Il segretario parlamentare per i servizi finanziari, l’economia digitale e l’innovazione Silvio Schembri ha affermato che la firma del protocollo d’intesa consolida ulteriormente la cooperazione tra i 7 stati nel settore digitale.

Il percorso è iniziato nel mese di dicembre del 2018, quando Malta ha coinvolto i “vicini di casa” Cipro, Francia, Grecia, Italia, Portogallo e Spagna per cooperare nell’ambito della Blockchain e, più in generale, delle DLT, al fine di condividere competenze e conoscenze e, soprattutto, stabilire un quadro comune per la condivisione delle migliori pratiche nella progettazione e applicazione di queste tecnologie.

Ma cosa rappresenta nello specifico il termine DLT?

Si tratta di uno strumento per la registrazione della proprietà, ad esempio di denaro o attività finanziarie o immobiliari.

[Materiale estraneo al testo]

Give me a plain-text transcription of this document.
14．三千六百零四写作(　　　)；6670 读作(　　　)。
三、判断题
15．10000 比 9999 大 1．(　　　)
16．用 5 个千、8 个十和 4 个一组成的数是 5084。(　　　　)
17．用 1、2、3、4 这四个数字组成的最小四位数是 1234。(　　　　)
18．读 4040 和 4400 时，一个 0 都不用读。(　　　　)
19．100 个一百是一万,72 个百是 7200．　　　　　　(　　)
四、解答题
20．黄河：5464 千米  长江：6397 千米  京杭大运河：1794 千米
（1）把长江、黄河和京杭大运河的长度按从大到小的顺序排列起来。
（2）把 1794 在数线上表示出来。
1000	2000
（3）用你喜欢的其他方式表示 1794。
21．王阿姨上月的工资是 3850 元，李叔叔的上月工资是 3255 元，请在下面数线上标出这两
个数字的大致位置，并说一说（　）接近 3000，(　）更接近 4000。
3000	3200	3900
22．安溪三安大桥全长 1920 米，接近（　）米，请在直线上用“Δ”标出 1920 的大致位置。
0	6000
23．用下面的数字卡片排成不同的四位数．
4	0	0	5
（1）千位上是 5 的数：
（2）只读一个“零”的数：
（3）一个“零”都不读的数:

Ad oggi le transazioni bancarie avvengono attraverso sistemi centralizzati, spesso gestiti dalle banche centrali, che tengono poi traccia delle transazioni in database locali.

Un distributed ledger è invece un database di operazioni distribuito su una rete di numerosi computer, anziché custodito presso un nodo centrale. Di solito tutti i membri della rete possono leggere le informazioni e, a seconda dei permessi di cui dispongono, possono anche aggiungerne.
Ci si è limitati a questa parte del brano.